Temperature stable, polymeric thin-film composite membrane for hydrogen separation


The high temperatures and aggressive chemical conditions of many relevant industrial processes such as the hydrogen production from hydrocarbon fuel sources restrict the use of polymeric membranes for gas separations (GS) that could make such processes more efficient and environmentally friendlier whilst reducing their operational costs. Therefore, this work was centered on the development of a thin-film composite membrane (TFCM) prepared with high-performance polymeric materials capable of withstanding temperatures above 200 °C in industrial GS applications and which could eventually be integrated to perform in situ separations in a reactor. An innovative prototypical three-layered TFCM featuring the polyimide 6FDA-6FpDA as selective layer deposited on a cross-linked (CL) Matrimid® 5218 (Matrimid) porous support prepared on a thermally stable polyphenylene sulfide (PPS) nonwoven was investigated in two different gas permeation experimental facilities in a range from 30 to 200 °C and feed pressures of up to 10 bar. The TFCM exhibited low permeances compensated by outstanding ideal selectivities for H2/CO2, H2/CH4 and O2/N2 gas pairs.

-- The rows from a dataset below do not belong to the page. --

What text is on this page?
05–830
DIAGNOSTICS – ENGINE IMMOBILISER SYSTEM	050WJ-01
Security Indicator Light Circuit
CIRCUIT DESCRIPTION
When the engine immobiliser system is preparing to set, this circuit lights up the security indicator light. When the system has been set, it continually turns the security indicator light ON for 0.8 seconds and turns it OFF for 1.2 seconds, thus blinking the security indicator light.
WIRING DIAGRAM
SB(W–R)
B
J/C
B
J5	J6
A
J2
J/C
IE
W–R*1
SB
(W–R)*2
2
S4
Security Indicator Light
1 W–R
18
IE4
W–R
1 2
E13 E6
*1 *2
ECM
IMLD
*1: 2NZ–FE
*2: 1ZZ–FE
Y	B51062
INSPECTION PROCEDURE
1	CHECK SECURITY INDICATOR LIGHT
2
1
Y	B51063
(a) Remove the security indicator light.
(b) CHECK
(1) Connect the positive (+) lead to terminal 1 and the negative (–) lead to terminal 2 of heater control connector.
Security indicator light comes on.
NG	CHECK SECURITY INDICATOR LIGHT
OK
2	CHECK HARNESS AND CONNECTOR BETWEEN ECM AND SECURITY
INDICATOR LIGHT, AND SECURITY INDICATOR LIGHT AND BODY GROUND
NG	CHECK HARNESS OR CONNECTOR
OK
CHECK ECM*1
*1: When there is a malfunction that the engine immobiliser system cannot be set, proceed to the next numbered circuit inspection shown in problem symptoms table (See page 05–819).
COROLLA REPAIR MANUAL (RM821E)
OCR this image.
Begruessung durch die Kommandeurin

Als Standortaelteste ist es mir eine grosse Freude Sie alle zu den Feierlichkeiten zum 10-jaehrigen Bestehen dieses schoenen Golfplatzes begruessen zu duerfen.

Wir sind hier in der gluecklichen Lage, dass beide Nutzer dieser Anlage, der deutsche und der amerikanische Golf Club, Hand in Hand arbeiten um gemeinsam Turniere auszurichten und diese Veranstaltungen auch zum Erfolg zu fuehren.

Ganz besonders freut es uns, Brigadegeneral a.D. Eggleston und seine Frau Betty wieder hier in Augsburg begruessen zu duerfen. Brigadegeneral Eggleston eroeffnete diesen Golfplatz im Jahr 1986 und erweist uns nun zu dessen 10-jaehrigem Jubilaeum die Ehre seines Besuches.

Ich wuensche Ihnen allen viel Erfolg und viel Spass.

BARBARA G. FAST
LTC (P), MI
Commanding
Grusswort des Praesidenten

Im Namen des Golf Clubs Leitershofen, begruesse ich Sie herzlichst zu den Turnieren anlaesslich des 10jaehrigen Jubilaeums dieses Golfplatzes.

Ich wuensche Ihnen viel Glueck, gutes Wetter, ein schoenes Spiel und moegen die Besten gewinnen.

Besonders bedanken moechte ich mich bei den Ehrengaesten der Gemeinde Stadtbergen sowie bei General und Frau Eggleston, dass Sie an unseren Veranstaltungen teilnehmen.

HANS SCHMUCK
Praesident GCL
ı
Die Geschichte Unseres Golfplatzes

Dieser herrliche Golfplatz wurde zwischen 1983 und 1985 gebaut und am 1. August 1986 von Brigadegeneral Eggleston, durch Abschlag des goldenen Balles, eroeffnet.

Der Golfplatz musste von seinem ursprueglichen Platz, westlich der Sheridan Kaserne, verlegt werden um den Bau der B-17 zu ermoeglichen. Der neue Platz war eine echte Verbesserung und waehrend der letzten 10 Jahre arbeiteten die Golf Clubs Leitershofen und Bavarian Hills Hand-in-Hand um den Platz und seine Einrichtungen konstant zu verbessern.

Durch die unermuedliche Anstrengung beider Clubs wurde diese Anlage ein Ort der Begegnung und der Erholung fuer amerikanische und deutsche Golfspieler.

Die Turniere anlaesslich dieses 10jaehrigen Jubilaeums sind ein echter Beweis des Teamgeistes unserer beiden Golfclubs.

This behavior was attributed to the formation of an interpenetrating network between 6FDA-6FpDA and Matrimid, caused by a swelling effect of the solvent used to form the selective layer on the surface of the cross-linked Matrimid porous membrane. A drop in membrane performance was observed above 170 °C due to a reduction in the thermal stability of the CL Matrimid resulting from the opening of the imide rings of the polyimide backbone during the cross-linking reaction.